Comment Guillaume Talvas, frère de l’évêque Ives, donna à Roger de Mont-Gommeri sa fille Mabille et ses terres.
CEPENDANT, Guillaume Talvas, après avoir été expulsé de ses terres par son,fils, comme nous l’avons rapporté ci-dessus, pauvre et misérable aux yeux de tous, alla long-temps errant de maison en maison. Enfin il se rendit auprès de Roger de Mont-Gomeri, lui offrit spontanément sa fille, nommée Mabille, et lui fit en outre concession de tous les biens qu’il avait perdus lui-même par suite de sa perversité et de sa lâcheté. Roger, qui était fort et brave, et doué d’un jugement sain, pensa que ces arrangemens lui seraient profitables, et consentit à toutes ces propositions. Il reçut dans sa maison Guillaume le vagabond, et s’unit à sa fille en légitime mariage. Or celle-ci était petite de corps, très-bavarde, assez disposée au mal, avisée et enjouée, cruelle et remplie [p. 189] d’audace. Dans la suite des temps, elle donna à Roger cinq fils et quatre filles, dont voici les noms: Robert et Hugues, Roger le Poitevin, Philippe et Arnoul; et les filles, Emma, Mathilde, Mabille et Sibylle. Celles-ci valurent mieux que leurs frères: elles furent généreuses, honorables, et pleines d’affabilité pour les pauvres, les moines et les autres serviteurs de Dieu. Leurs frères au contraire furent féroces, avides et impitoyables oppresseurs des pauvres.

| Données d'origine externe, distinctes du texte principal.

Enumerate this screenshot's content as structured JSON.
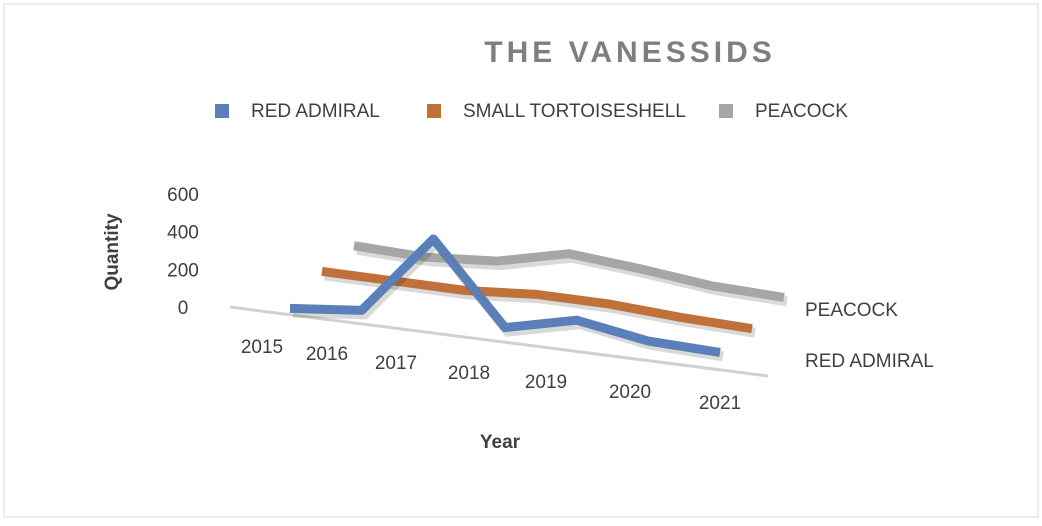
{
  "chart_data": {
    "type": "line3d",
    "title": "THE VANESSIDS",
    "x_label": "Year",
    "y_label": "Quantity",
    "categories": [
      "2015",
      "2016",
      "2017",
      "2018",
      "2019",
      "2020",
      "2021"
    ],
    "series": [
      {
        "name": "RED ADMIRAL",
        "color": "#5b7fb8",
        "values": [
          30,
          60,
          480,
          50,
          130,
          60,
          40
        ]
      },
      {
        "name": "SMALL TORTOISESHELL",
        "color": "#c0703a",
        "values": [
          120,
          110,
          100,
          120,
          110,
          80,
          60
        ]
      },
      {
        "name": "PEACOCK",
        "color": "#a6a6a6",
        "values": [
          150,
          130,
          150,
          230,
          190,
          140,
          120
        ]
      }
    ],
    "ylim": [
      0,
      600
    ],
    "yticks": [
      0,
      200,
      400,
      600
    ],
    "legend": "top"
  }
}
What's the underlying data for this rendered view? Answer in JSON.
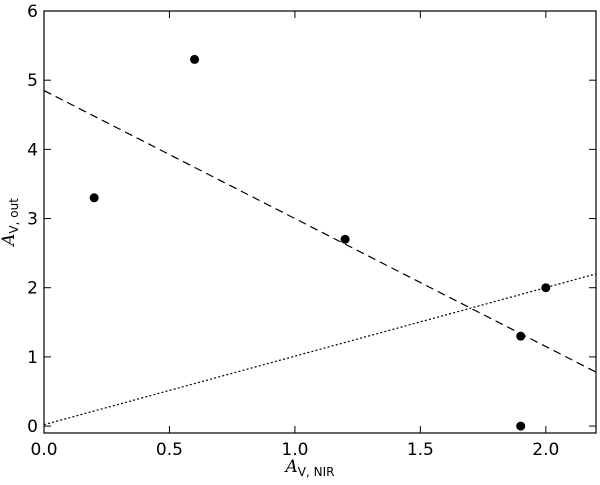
{
  "chart_data": {
    "type": "scatter",
    "xlim": [
      0.0,
      2.2
    ],
    "ylim": [
      -0.1,
      6.0
    ],
    "xticks": [
      0.0,
      0.5,
      1.0,
      1.5,
      2.0
    ],
    "xtick_labels": [
      "0.0",
      "0.5",
      "1.0",
      "1.5",
      "2.0"
    ],
    "yticks": [
      0,
      1,
      2,
      3,
      4,
      5,
      6
    ],
    "ytick_labels": [
      "0",
      "1",
      "2",
      "3",
      "4",
      "5",
      "6"
    ],
    "xlabel": {
      "main": "A",
      "sub": "V, NIR"
    },
    "ylabel": {
      "main": "A",
      "sub": "V, out"
    },
    "grid": false,
    "points": {
      "x": [
        0.2,
        0.6,
        1.2,
        1.9,
        1.9,
        2.0
      ],
      "y": [
        3.3,
        5.3,
        2.7,
        1.3,
        0.0,
        2.0
      ],
      "color": "#000000"
    },
    "lines": [
      {
        "style": "dashed",
        "x": [
          0.0,
          2.2
        ],
        "y": [
          4.85,
          0.78
        ],
        "color": "#000000"
      },
      {
        "style": "dotted",
        "x": [
          0.0,
          2.2
        ],
        "y": [
          0.02,
          2.2
        ],
        "color": "#000000"
      }
    ]
  }
}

Ayant résolu de raconter les actions du grand duc Guillaume, il serait hors de propos de nous arrêter ici à rapporter combien ces hommes furent rusés ou perfides dans les exercices de la chevalerie, comment ils s’élevèrent aux dépens de leurs voisins ou de leurs pairs, et comment à leur tour ils succombèrent sous leurs coups en punition de leurs forfaits. Nous allons donc quitter ce sujet, et reprendre la suite de notre récit.
CHAPITRE XVII.
Comment, après la mort de Hugues, évêque de Bayeux, le duc Guillaume mit en sa place Eudes, son frère utérin. — Bataille du Val-des-Dunes.
LE duc, brillant alors de tout l’éclat de la plus belle jeunesse, commença à se dévouer de tout son cœur au service de Dieu, écartant de lui la compagnie des hommes ignorans, usant des conseils des sages, puissant dans les œuvres de la guerre, et doué d’une grande sagesse pour les affaires du siècle. [p. 190] Vers ce temps, Hugues, fils du comte Raoul, et évêque de Bayeux, vint à mourir, et le duc fit donner le susdit évêché à son frère Eudes. Or cet Eudes, lorsqu’il eut été consacré, agrandit la nouvelle église pontificale dédiée à sainte Marie, mère de Dieu, lui donna beaucoup d’ornemens admirables, et augmenta aussi le nombre de ses clercs. Eudes vécut dans son évêché durant près de cinquante années.